In our case, we detected an NRAS D54N mutation. Most of the RAS gene mutations found in cancer are missense mutations, with 98% of these mutations being located at the G12, G13, or Q61 hotspot [17]. D54N is an extremely rare mutation. In the Catalogue Of Somatic Mutations In Cancer (COSMIC) v88, the NRAS D54N mutation was only reported in one case of colon adenocarcinoma. The function of D54N-mutated NRAS is not yet known.

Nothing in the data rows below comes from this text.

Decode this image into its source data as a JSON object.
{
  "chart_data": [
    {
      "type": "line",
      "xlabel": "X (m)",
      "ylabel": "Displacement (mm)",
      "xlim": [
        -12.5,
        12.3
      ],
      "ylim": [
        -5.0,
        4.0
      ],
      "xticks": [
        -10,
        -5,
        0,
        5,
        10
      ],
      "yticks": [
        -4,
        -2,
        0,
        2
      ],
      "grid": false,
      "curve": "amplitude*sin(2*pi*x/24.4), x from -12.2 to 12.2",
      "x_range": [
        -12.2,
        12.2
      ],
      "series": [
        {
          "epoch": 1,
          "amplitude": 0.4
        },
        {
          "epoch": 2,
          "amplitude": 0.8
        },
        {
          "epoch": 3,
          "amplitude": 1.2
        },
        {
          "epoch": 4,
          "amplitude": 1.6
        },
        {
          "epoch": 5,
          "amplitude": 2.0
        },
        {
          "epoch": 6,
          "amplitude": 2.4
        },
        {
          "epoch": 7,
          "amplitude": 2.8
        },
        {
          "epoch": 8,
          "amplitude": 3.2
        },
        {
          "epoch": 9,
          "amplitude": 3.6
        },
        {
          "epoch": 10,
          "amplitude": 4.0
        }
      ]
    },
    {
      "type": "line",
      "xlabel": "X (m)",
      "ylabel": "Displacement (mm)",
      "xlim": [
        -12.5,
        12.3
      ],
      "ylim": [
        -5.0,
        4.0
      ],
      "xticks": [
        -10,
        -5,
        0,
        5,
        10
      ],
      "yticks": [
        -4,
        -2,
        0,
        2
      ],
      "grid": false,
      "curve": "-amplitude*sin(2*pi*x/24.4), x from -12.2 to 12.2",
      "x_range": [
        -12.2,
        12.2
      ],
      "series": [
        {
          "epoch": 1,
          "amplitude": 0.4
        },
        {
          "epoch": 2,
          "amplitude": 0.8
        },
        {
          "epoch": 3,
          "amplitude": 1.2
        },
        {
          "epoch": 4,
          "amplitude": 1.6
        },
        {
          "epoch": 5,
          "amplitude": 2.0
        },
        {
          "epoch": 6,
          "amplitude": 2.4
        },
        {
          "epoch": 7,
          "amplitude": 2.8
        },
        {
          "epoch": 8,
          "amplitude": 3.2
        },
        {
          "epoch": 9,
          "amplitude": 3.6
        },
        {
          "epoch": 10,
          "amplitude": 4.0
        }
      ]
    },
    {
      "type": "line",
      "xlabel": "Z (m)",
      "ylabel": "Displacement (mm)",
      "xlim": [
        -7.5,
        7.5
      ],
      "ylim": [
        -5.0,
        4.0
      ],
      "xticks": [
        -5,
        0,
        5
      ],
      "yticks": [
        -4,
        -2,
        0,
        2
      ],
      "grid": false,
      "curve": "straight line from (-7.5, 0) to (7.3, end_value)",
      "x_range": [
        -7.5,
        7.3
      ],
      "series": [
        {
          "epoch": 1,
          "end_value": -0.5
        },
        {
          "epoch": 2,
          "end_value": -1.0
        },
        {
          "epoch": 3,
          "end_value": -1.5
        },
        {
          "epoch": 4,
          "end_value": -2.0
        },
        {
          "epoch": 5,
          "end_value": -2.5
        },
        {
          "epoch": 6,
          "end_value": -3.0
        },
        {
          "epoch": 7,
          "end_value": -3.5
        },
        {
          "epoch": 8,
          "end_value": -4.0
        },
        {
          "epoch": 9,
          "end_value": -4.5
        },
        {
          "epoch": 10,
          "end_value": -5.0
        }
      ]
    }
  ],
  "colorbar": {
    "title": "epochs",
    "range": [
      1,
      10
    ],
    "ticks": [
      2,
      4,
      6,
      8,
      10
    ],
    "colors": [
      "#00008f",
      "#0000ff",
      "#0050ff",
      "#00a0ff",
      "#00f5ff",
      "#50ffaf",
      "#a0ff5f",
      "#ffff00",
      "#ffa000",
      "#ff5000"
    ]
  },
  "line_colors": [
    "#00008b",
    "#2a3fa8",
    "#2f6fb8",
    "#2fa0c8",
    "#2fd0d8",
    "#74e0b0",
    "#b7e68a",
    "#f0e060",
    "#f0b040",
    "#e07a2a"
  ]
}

No precursor lesions of primary malignant melanoma of the lung have yet been identified [2]. Some of the authors previously reported a case of pulmonary melanocytic nevus. The nevus cells of the pulmonary melanocytic nevus exhibited a BRAF V600E mutation, but no NRAS mutations were found [18]. No BRAF mutations were detected in the 9 previously reported cases of primary malignant melanoma of the lung or our case; therefore, primary malignant melanoma of the lung might be a form of de novo cancer, rather than arise from melanocytic nevus.

Conclusions

We found an NRAS D54N mutation in primary malignant melanoma of the lung, which has not been reported previously anywhere in the world. Previously reported cases have demonstrated that non-UV related melanomas have lower numbers of mutations than cutaneous melanoma, and most cases of primary malignant melanoma of the lung can be classified into the triple-wild-type because they are non-UV related tumors. However, the BRAF mutation status of primary malignant melanoma of the lung has only been analyzed in 9 previous cases, and other types of mutations have only been analyzed in 3 previous cases. We should analyze mutation patterns to determine whether some primary malignant melanomas of the lung belong to mutation subtypes other than the triple-wild-type.

Primary malignant melanoma of the lung might be a form of de novo cancer.